Complementing ERP findings, low-frequency oscillatory activity has gained prominence as a critical index of emotion-related neural dynamics. Recent affective EEG literature consistently demonstrates that theta- and alpha-band activity track motivational relevance, attentional engagement, and defensive processing demands during emotional picture viewing (Güntekin & Başar, 2014). From this perspective, oscillatory modulation following startle probe onset may reflect sustained adjustments in cortical excitability and resource allocation that extend beyond the temporal resolution of ERP amplitudes alone. The convergence of ERP and oscillatory evidence therefore supports a multilevel account in which emotional context shapes both discrete event-related responses and broader neural state dynamics. Crucially, recent methodological discussions caution against overextending the functional interpretation of startle-related EEG effects without careful consideration of design constraints and analytic choices. Variability in probe timing, emotional stimulus selection, and sample characteristics has been shown to substantially influence both ERP and oscillatory outcomes in EMS paradigms (Codispoti, De Cesarei & Ferrari, 2023; Lim, Lew & Ang, 2024). As such, current consensus emphasizes mechanistic interpretation over application-oriented claims, particularly when external validation is limited or sample sizes are modest.

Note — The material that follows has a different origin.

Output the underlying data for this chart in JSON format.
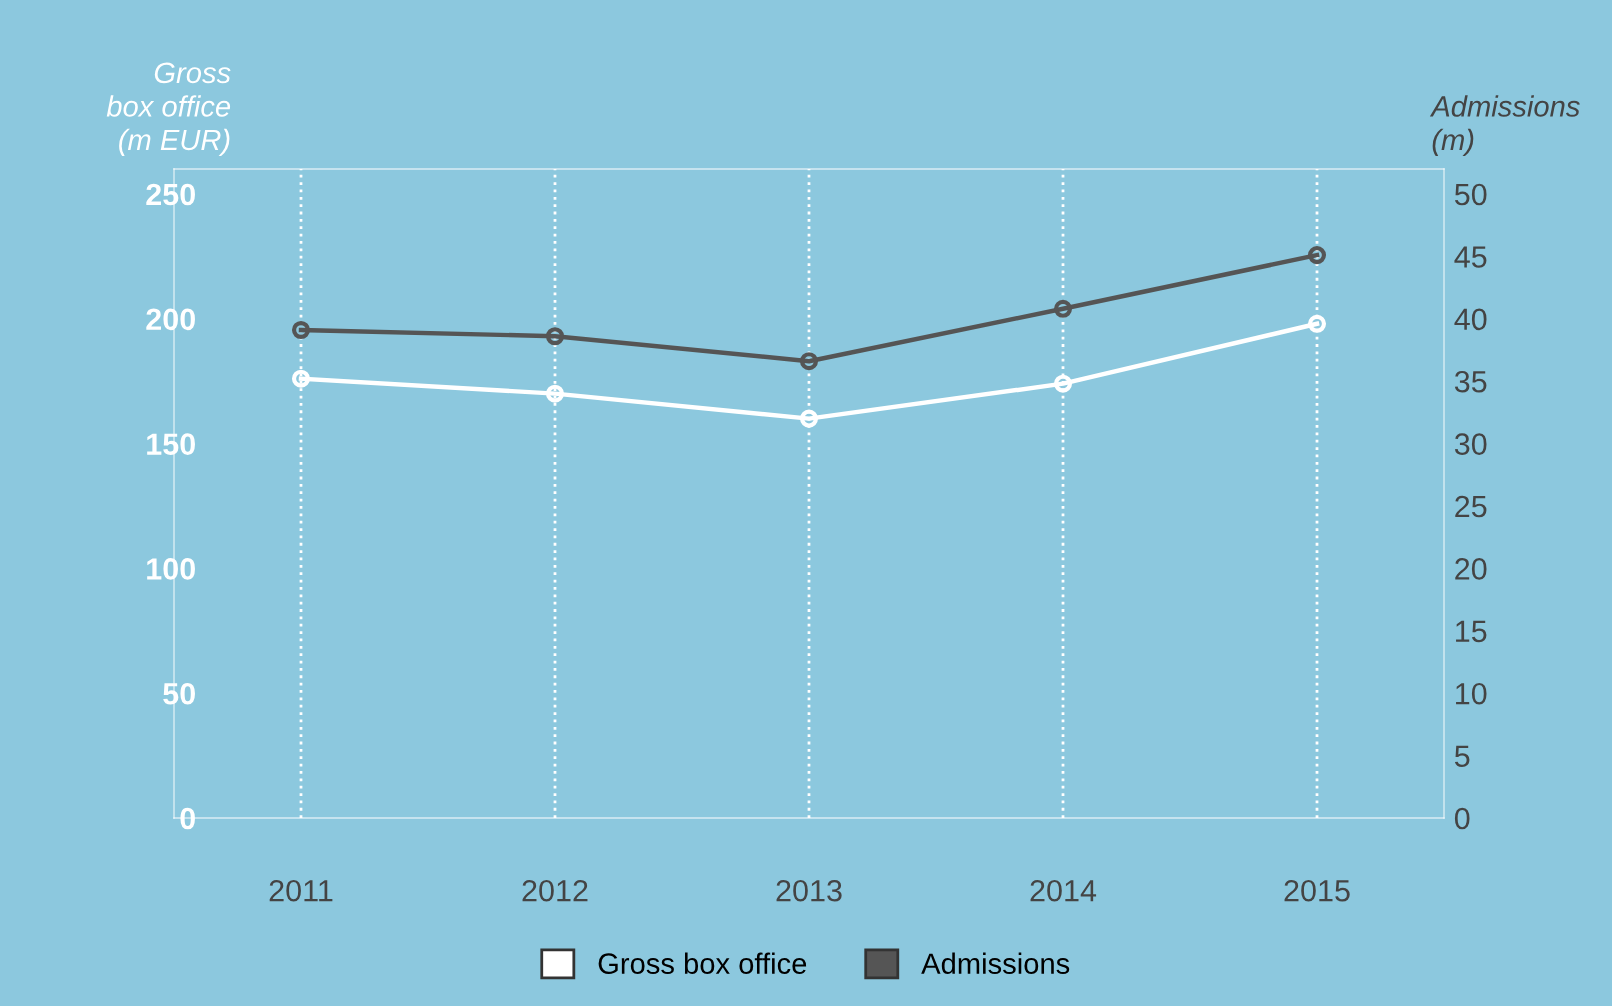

Taken together, the present results align with contemporary views that the EMS paradigm, when combined with EEG, is best understood as a tool for characterizing multistage emotional modulation of defensive processing rather than as a single-index measure of reflex magnitude. By demonstrating convergent modulation across ERP and oscillatory domains, this study contributes to a growing literature advocating for integrative neural approaches to understanding how emotional significance shapes defensive responding across multiple temporal and functional levels.
Despite the contributions of this study, several limitations must be acknowledged. First, the fixed timing of the startle stimulus at four seconds after picture presentation may have led to response patterns based on anticipation. However, drawing from Bradley, Codispoti & Lang (2006), where no significant differences in Probe P3 amplitude were observed between emotional conditions with variable timing, we cautiously speculate that this temporal fixation may not significantly influence the startle reflex. Nevertheless, future studies could adopt variable probe onset times to further minimize potential expectancy effects. Second, the relatively modest sample size may have limited the sensitivity to detect smaller effects, particularly in oscillatory measures. Although the present findings revealed consistent patterns across ERP and ERO indices, replication with larger samples would help to strengthen the robustness and generalizability of these effects. Third, while EEG provides valuable insights into the neural correlates of the startle reflex, the absence of EMG measures limits the ability to directly quantify the reflexive response. Future research integrating EEG and EMG techniques could offer a more comprehensive characterization of both central and peripheral components of the startle reflex.
This study provides a comprehensive analysis of how emotional factors modulate the startle reflex, revealing that these effects begin with early attentional resource allocation and persist through later processing stages. The differential impact of emotional factors on the startle reflex was most clearly reflected in variations in theta and alpha oscillations, with stronger effects observed under negative emotional conditions.